My Lords, these amendments are a little more complicated. I am not sure that I understand this myself, I concede to the Minister. They address the issue of employees giving information to the Competition Commission, in this case during the course of anti-trust cases. As I understand it, Clause 33 provides, in secret price-fixing cases for example, powers to ask questions of the employees about the undertakings concerned.
By definition, the actual knowledge of price-fixing will be confined to a few relatively senior people—directors of the company or their senior managers or agents. However, it is the nature of an enterprise that people get to know these things one way or another. Sometimes, indeed, employees who themselves may be quite high up but not immediately responsible for the area get to know about it, or it could be a secretary or a clerk in the finance department, or whatever. They might volunteer the information, or at least respond once the investigators are on the case. The investigators would be using the powers within this clause, and they may get information voluntarily or from pressing a junior employee to say something that, frankly, was damaging, or would be seen as damaging, to the position of the company that had been carrying out the price-fixing, bid-rigging or whatever.
The changes proposed in my amendments would try to ensure that those employees, of whatever status, who give or volunteer information have at least as much protection as in the Employment Rights Act provisions for whistleblowers.

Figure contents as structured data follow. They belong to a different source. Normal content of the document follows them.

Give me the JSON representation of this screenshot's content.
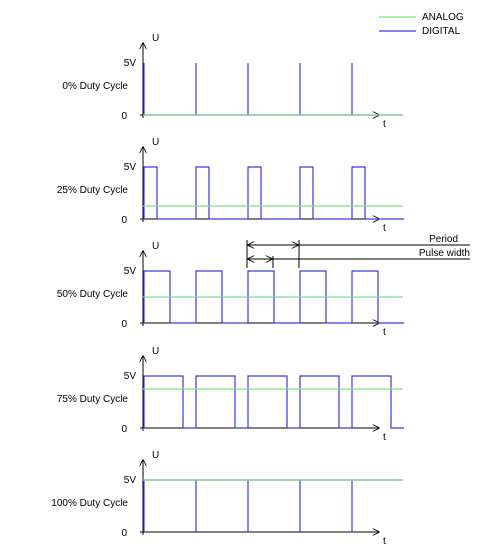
{
  "legend": [
    {
      "name": "ANALOG",
      "color": "#7fe07f"
    },
    {
      "name": "DIGITAL",
      "color": "#3a3adf"
    }
  ],
  "axis_labels": {
    "y": "U",
    "x": "t",
    "high": "5V",
    "low": "0"
  },
  "panels": [
    {
      "label": "0% Duty Cycle",
      "duty": 0
    },
    {
      "label": "25% Duty Cycle",
      "duty": 0.25
    },
    {
      "label": "50% Duty Cycle",
      "duty": 0.5
    },
    {
      "label": "75% Duty Cycle",
      "duty": 0.75
    },
    {
      "label": "100% Duty Cycle",
      "duty": 1
    }
  ],
  "annotations": {
    "period": "Period",
    "pulse_width": "Pulse width"
  }
}
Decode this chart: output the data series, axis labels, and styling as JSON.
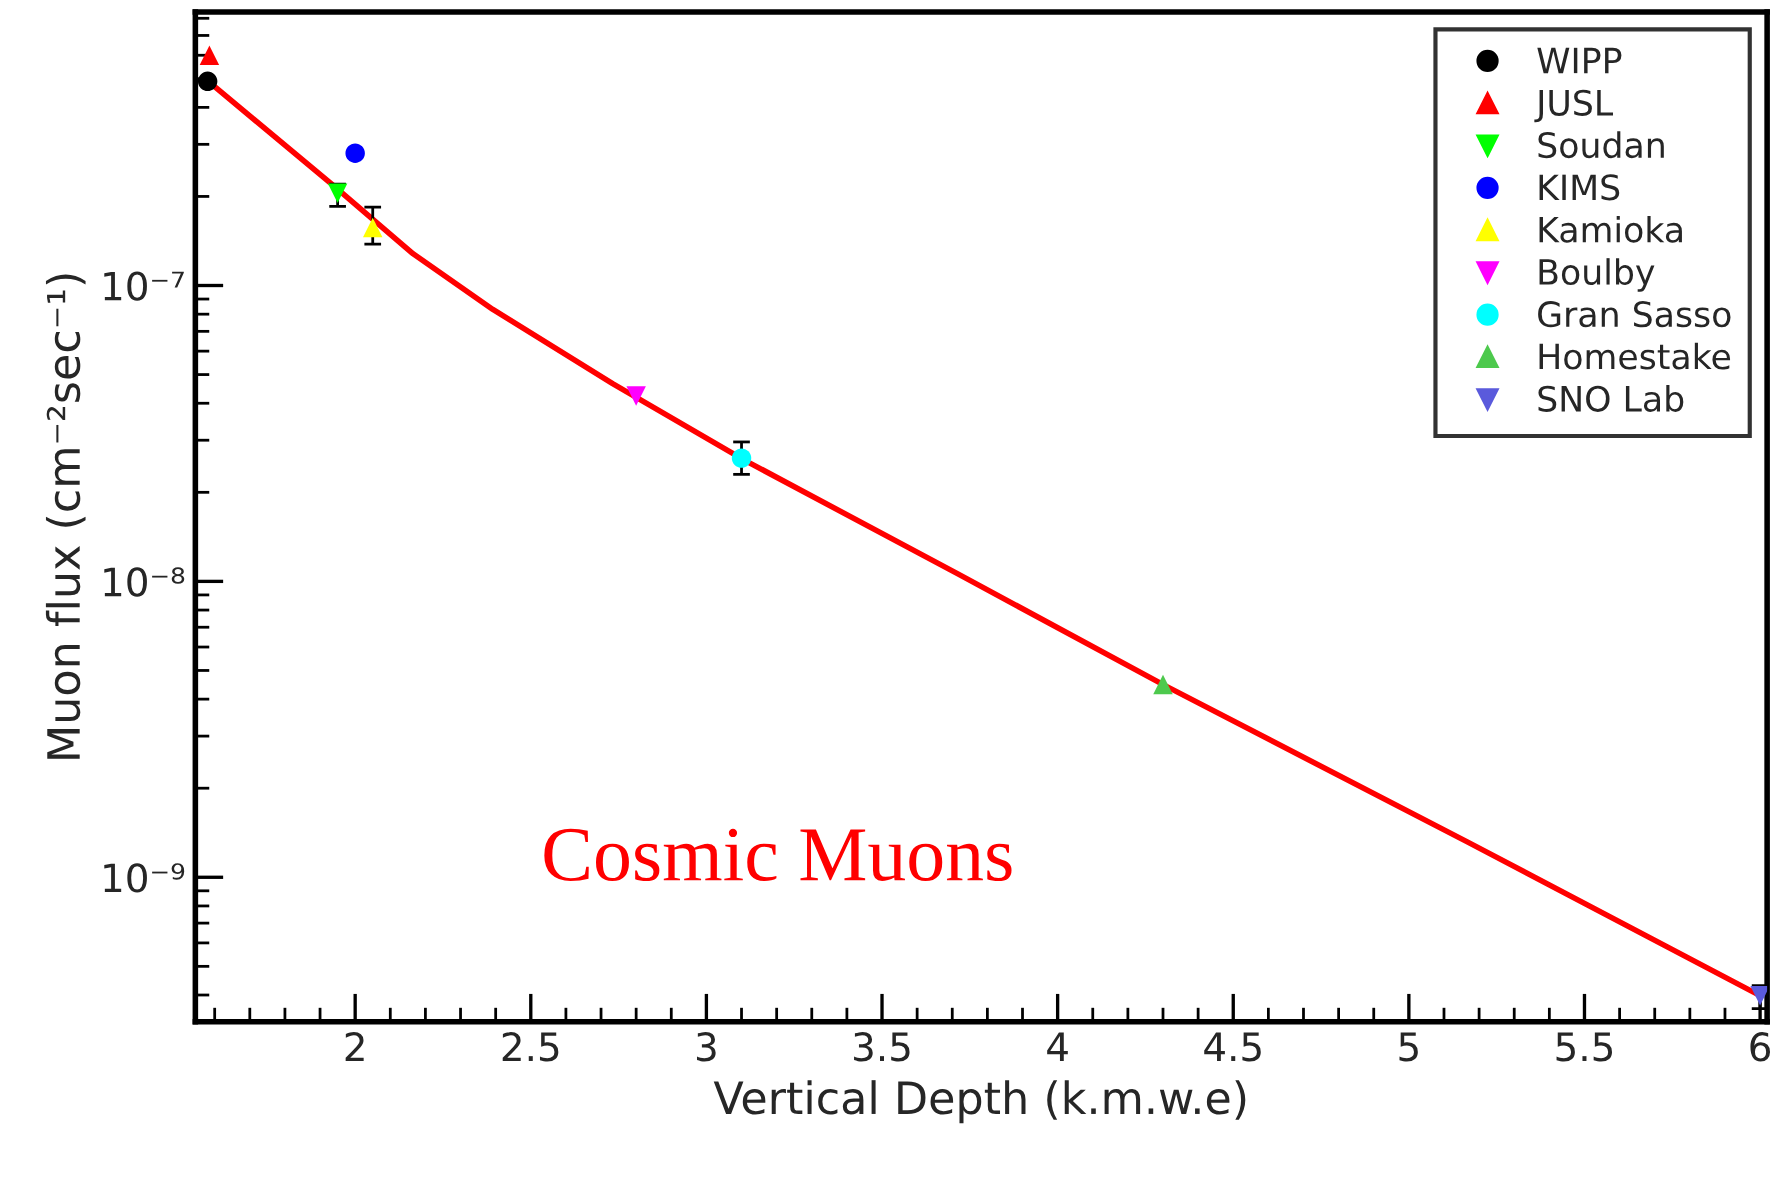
{
  "chart_data": {
    "type": "scatter",
    "xlabel": "Vertical Depth (k.m.w.e)",
    "ylabel": "Muon flux (cm⁻²sec⁻¹)",
    "log": "y",
    "xlim": [
      1.545,
      6.02
    ],
    "ylim": [
      3.25e-10,
      8.4e-07
    ],
    "xticks": [
      2,
      2.5,
      3,
      3.5,
      4,
      4.5,
      5,
      5.5,
      6
    ],
    "yticks": [
      {
        "value": 1e-09,
        "label": "10⁻⁹"
      },
      {
        "value": 1e-08,
        "label": "10⁻⁸"
      },
      {
        "value": 1e-07,
        "label": "10⁻⁷"
      }
    ],
    "grid": false,
    "legend": "top right",
    "annotations": [
      "Cosmic Muons"
    ],
    "series": [
      {
        "type": "line",
        "color": "#ff0000",
        "marker": "none",
        "x": [
          1.6,
          1.9375,
          2.165,
          2.392,
          2.733,
          3.108,
          3.716,
          4.3125,
          5.165,
          6.0
        ],
        "values": [
          4.7e-07,
          2.18e-07,
          1.28e-07,
          8.3e-08,
          4.66e-08,
          2.57e-08,
          1.06e-08,
          4.4e-09,
          1.32e-09,
          3.98e-10
        ]
      },
      {
        "name": "WIPP",
        "color": "#000000",
        "marker": "circle",
        "x": [
          1.58
        ],
        "values": [
          4.9e-07
        ]
      },
      {
        "name": "JUSL",
        "color": "#ff0000",
        "marker": "triangle",
        "x": [
          1.585
        ],
        "values": [
          6e-07
        ]
      },
      {
        "name": "Soudan",
        "color": "#00ff00",
        "marker": "triangle_down",
        "x": [
          1.95
        ],
        "values": [
          2.05e-07
        ],
        "errors": [
          [
            1.85e-07,
            2.2e-07
          ]
        ]
      },
      {
        "name": "KIMS",
        "color": "#0000ff",
        "marker": "circle",
        "x": [
          2.0
        ],
        "values": [
          2.8e-07
        ]
      },
      {
        "name": "Kamioka",
        "color": "#ffff00",
        "marker": "triangle",
        "x": [
          2.05
        ],
        "values": [
          1.57e-07
        ],
        "errors": [
          [
            1.38e-07,
            1.84e-07
          ]
        ]
      },
      {
        "name": "Boulby",
        "color": "#ff00ff",
        "marker": "triangle_down",
        "x": [
          2.8
        ],
        "values": [
          4.23e-08
        ]
      },
      {
        "name": "Gran Sasso",
        "color": "#00ffff",
        "marker": "circle",
        "x": [
          3.1
        ],
        "values": [
          2.61e-08
        ],
        "errors": [
          [
            2.3e-08,
            2.96e-08
          ]
        ]
      },
      {
        "name": "Homestake",
        "color": "#4dc94d",
        "marker": "triangle",
        "x": [
          4.3
        ],
        "values": [
          4.48e-09
        ]
      },
      {
        "name": "SNO Lab",
        "color": "#5a5adc",
        "marker": "triangle_down",
        "x": [
          6.0
        ],
        "values": [
          3.98e-10
        ],
        "errors": [
          [
            3.6e-10,
            4.3e-10
          ]
        ]
      }
    ]
  }
}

It is therefore important that this is put beyond doubt, so this is effectively a “for the avoidance of doubt” clause. Otherwise the investigation may itself be inhibited on the one hand because people will not come forward with information, while on the other hand it could mean that individuals are prosecuted for breach of commercial confidence or, if they have refused information, are themselves prosecuted individually, rather than the company or the senior management or directors concerned, for failure to provide that information. I accept that there may be better ways of doing this but I am anxious that such people, as well as the investigation, should be protected by some clarification here. I beg to move.
My noble friend Lord Whitty has tabled a very valuable amendment here. It is most important that any employee who public-spiritedly, and in the public interest, discloses information that he has from his employment that may indicate some illegality on the part of his employer or senior employees must be protected. The Public Interest Disclosure Act is now embodied in the Employment Rights Act, which we discussed at an earlier stage, and it is most important that nothing be done elsewhere in the Bill that would damage that protection.
In some countries—in the United States, for example—employees and others get what is called a leniency benefit. They may have had some guilt themselves in knowing about an illegality that their firm was committing, but they may get leniency by informing the powers that be of what that illegality is. This provision does not go as far as that; I bring that point up only to make it clear that in some countries the protection given to the whistleblower is even better than in ours. Our protection is good and is embodied in the Bill, and the amendment that my noble friend wants to introduce would ensure that that protection existed.